La norma ha, dunque,  introdotto una causa di non punibilità per il medico, la cui condotta imperita abbia causato la morte del paziente o lesioni personali al medesimo, purché siano state rispettale le cd. linee guida accreditate, sempre che esse fossero idonee al caso concreto.

Le notevoli perplessità sollevate dall’articolo sono state definitivamente risolte dalle Sezioni Unite della Cassazione Penale (Sentenza 22/02/2018, n. 8770), le quali hanno chiarito come la causa di non punibilità operi nei soli casi in cui l’operatore Sanitario abbia correttamente individuato e adottato le linee guida adeguate al caso concreto e versi in colpa lieve (da imperizia) nella mera fase attuativa delle raccomandazioni previste dalle stesse.

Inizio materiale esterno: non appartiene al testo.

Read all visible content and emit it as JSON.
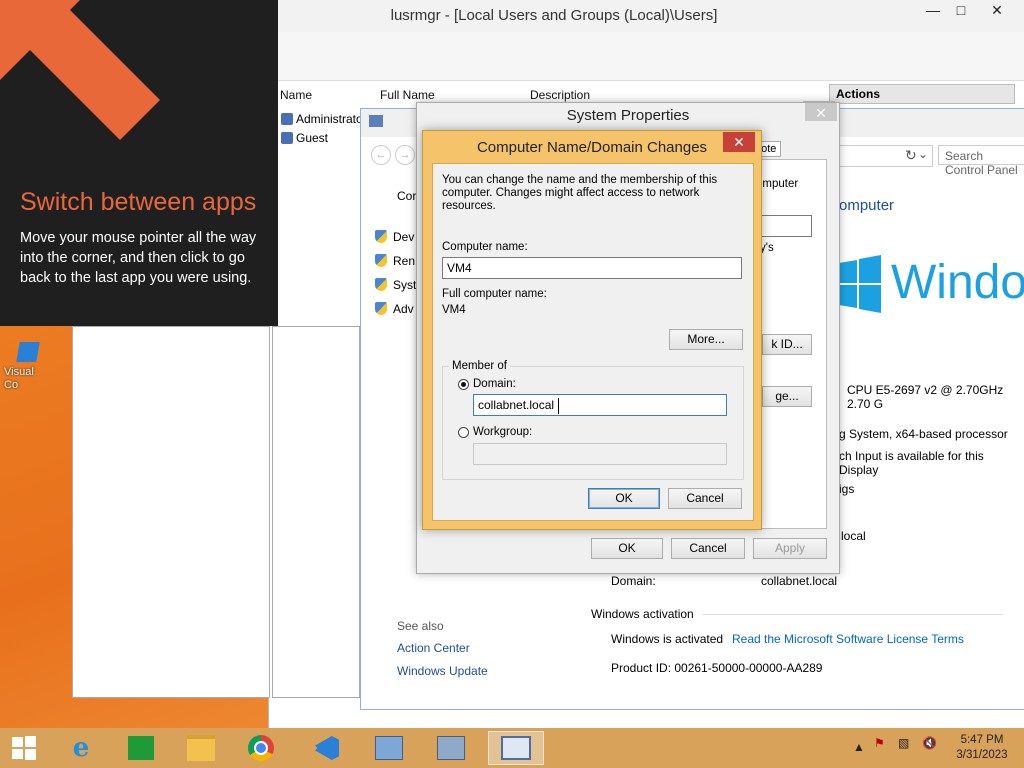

La causa di non punibilità, per contro, è inapplicabile: a) se l’evento si è verificato per colpa anche lieve da negligenza o imprudenza;b) se l’evento si è verificato per colpa anche lieve da imperizia quando non esistono linee-guida per il caso concreto; c) se l’evento si è verificato per colpa anche lieve da imperizia nella individuazione e nella scelta delle linee-guida adeguate al caso concreto; d) se l’evento si è verificato per colpa grave da imperizia nell’esecuzione delle linee-guida, ancorché adeguate al caso concreto.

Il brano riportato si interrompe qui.